I never seriously doubted what Jillian told me. She always comes off honest and sincere. She has mentioned hiding the pregnancy for a while. Then, I begin to wonder if she could potentially be hiding another man’s child and hoping to pass it off as mine. It would make sense if she slept with someone that wasn’t going to help or be there to try and move in with someone that could take care of her.
“Did that never cross your mind?” Luke asks.
“I think the baby’s mine,” I say.
“You never know,” he says. “But I will say this: pregnant chicks are super hormonal. My guess is that’s why she freaked out over you calling her a friend.”
“You’re talking as if you know for an absolute fact that’s what it is.”
“Let’s say I’m right until proven otherwise.” He winks.

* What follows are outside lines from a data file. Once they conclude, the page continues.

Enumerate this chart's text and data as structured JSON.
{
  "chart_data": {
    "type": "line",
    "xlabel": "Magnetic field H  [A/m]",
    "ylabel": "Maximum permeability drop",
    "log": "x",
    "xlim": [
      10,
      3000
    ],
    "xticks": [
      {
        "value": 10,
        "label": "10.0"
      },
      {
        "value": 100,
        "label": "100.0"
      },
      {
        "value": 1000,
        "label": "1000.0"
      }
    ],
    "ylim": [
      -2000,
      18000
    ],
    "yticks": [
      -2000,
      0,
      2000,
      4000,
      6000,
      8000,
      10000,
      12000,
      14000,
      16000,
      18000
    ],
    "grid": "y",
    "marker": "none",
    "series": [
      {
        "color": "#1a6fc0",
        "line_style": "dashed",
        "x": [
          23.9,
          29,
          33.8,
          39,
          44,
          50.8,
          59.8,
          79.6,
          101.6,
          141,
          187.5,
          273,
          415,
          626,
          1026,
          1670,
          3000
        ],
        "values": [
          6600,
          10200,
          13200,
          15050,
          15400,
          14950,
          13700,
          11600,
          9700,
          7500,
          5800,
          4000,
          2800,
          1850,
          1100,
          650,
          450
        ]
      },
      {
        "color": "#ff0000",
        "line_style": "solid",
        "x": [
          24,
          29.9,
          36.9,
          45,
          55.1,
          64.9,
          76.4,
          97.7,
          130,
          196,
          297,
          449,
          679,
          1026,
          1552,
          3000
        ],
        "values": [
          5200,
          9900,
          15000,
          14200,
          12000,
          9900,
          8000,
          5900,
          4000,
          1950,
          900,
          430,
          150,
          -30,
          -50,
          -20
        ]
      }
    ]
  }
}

The idea of Jillian’s behavior being caused by hormones did cross my mind. The only thing on my mind now is the seed of doubt that Luke has sowed into it. I am troubled, and he can see it.
“What are you going to do, dude?” he asks.
“I want to be there for her and for this baby,” I reply.
“Okay then,” he says. “You need to talk to her right
away and clear things up. You guys can’t act like this when that kid is born, especially if you were interested in dating this girl.”
We both sit there, contemplative and pondering on my predicament. He’s having an epiphany on his own, and I want to know what it is.
“What should I do, man?” I ask.
“Do what you think is right, man,” he answers. “And you know what? I believe her, too, when she says it’s your kid. She’s probably telling the truth. Call her up and don’t keep things uncomfortable.”
“What made you leap from A to B like that?”
“What?” he asks like he doesn’t know what I’m talking about. “Maybe she’s telling the truth. I don’t know.”
“Give me your logic if you wouldn’t mind.”
“Okay. In all fairness, and with respect to us opening up and being honest, I may have seen her best friend Emma recently. She said a few weird things that didn’t make sense to me at the time: ‘Can you believe what our friends are going through?’, ‘How is Mason doing with everything lately?’ Stuff like that. When I didn’t know what she was talking about, she sort of got weird and quiet; stopped bringing you two up. I wonder if maybe she was talking about the pregnancy.”
“What were you doing with Emma?”
Luke raises his eyebrows, takes a sip of his drink, and puts his arms behind his head.
“You’re such a fucking dweeb.” I laugh. “So, tell me the story.”
“We called each other one night, horny and bored,” he says. “We didn’t have anything else better to do, so we met up and fucked.”
“Really,” I say. “How about that?”
“We called each other one other time after that,” he confesses. “We’re bored and horny a lot, it seems. We might do it again.”
I know that I shouldn’t care that Luke is still getting sex from Emma, but I can’t keep my composure and have a calm reaction.
“You shouldn’t keep fucking her like that if she actually likes you,” I say. “You don’t want to, like, use her like that, you know? I’m not trying to tell you who you should talk to, but she’s probably a good, honest girl, too.”